Обожженный радостью, я спросил о самом главном, о том, что не раз мечталось и во сне снилось:
— И кафтан можно надеть?
— Какой? — не понял регент. — Тришкин?[70]
— Нет… которые певчие носят… эти голубые с золотыми кисточками…
Он махнул рукой и засмеялся:
— Надевай хоть два!
В этот день я ходил по радости и счастью. Всем говорил с упоением:
— Меня взяли в соборные певчие! В кафтане петь буду!
Кому-то сказал, перехватив через край:
— Приходите, в воскресенье меня — слушать!
Наступило воскресенье. Я пришел в собор за час до обедни. Первым делом прошел в ризницу облачаться в кафтан. Сторож, заправлявший лампады, спросил меня:
— Ты куда?
— За кафтаном! Меня в певчие выбрали!
— Эк тебе не терпится!
Я нашел маленький кафтанчик и облачился. Сторож опять на меня.
— Куда это ты вырядился ни свет ни заря? До обедни-то, почитай, целый час еще!
— Ничего. Я подожду.
Со страхом Божьим поднялся на клирос. В десять часов зазвонили к обедне. Пришел дьякон отец Михаил. Посмотрел на меня и диву дался.

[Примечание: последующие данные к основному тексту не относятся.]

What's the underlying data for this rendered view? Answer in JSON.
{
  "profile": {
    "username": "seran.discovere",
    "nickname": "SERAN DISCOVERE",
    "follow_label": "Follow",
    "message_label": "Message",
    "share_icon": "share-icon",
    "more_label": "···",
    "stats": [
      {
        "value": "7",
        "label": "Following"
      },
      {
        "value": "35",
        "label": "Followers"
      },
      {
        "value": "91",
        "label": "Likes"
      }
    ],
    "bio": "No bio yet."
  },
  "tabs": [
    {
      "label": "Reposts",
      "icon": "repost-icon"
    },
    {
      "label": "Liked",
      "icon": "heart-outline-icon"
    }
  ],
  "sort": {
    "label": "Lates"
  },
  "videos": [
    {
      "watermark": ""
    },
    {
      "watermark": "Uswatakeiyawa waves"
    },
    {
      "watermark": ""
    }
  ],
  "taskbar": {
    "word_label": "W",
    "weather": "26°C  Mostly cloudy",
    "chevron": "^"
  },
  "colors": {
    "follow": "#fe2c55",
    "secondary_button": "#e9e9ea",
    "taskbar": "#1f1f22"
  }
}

— Ты что это в кафтане-то?
— Певчий я. На днях выбрали. Егор Михайлович сказал, что голос у меня молодецкий!
— Так, так! Молодецкий, говоришь? Ну, что же, «Пойте Богу нашему, пойте, пойте Цареви нашему, пойте!»

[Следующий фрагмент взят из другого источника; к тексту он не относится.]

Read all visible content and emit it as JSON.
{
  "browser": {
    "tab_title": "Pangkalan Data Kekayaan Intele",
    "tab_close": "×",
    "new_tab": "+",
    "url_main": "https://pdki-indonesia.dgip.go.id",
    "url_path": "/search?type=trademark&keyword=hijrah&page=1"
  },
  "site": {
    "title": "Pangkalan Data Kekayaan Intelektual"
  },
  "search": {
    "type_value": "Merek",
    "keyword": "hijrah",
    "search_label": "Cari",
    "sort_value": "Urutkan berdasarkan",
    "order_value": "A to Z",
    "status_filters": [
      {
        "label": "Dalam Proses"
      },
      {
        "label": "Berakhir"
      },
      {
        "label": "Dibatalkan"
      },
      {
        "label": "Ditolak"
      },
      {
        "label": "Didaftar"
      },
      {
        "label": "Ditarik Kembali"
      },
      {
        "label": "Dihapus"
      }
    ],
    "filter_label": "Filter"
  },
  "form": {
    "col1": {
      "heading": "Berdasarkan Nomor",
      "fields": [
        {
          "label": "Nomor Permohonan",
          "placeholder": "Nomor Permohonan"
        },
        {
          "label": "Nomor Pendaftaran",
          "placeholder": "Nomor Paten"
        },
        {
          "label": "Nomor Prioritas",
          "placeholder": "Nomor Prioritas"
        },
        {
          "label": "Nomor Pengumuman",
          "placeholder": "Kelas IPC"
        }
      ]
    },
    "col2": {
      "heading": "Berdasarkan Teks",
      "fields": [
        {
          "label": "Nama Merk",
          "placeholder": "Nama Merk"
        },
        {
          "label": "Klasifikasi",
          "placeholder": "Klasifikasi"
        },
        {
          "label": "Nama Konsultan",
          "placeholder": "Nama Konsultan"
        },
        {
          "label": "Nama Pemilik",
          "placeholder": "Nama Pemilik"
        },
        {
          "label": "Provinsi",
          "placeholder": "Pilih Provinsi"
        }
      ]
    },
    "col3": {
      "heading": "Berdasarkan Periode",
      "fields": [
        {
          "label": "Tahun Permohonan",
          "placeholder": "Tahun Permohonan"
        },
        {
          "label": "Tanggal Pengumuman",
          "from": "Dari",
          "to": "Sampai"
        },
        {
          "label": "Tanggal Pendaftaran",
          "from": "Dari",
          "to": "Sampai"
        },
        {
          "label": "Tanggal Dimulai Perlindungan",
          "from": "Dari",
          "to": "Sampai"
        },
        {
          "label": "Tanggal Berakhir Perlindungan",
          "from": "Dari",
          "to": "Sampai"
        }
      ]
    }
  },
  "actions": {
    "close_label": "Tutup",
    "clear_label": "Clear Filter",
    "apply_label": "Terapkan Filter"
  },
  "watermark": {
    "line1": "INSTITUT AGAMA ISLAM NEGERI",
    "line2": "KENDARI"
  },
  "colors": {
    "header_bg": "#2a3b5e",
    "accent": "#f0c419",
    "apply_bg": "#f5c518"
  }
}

Началась Литургия. Никогда в жизни она не поднимала меня так высоко, как в этот приснорадостный день. Уже не было мирской гордости — вот-де, достиг! — а тонкая, мягко-шелковистая отрада ветерком проходила по телу. Чем шире раскрывались Царские врата Литургии, тем необычнее становился я. Временами казалось, что я приподнимаюсь от земли, как Серафим Саровский во время молитвы. Пою с хором, тонкой белой ниточкой вплетаюсь в узорчатую ткань песнопений и ничего не вижу, кроме облачно-синего с позолотой дыма. И вдруг, во время сладостного до щекотания в сердце забытья, произошло нечто страшное для меня…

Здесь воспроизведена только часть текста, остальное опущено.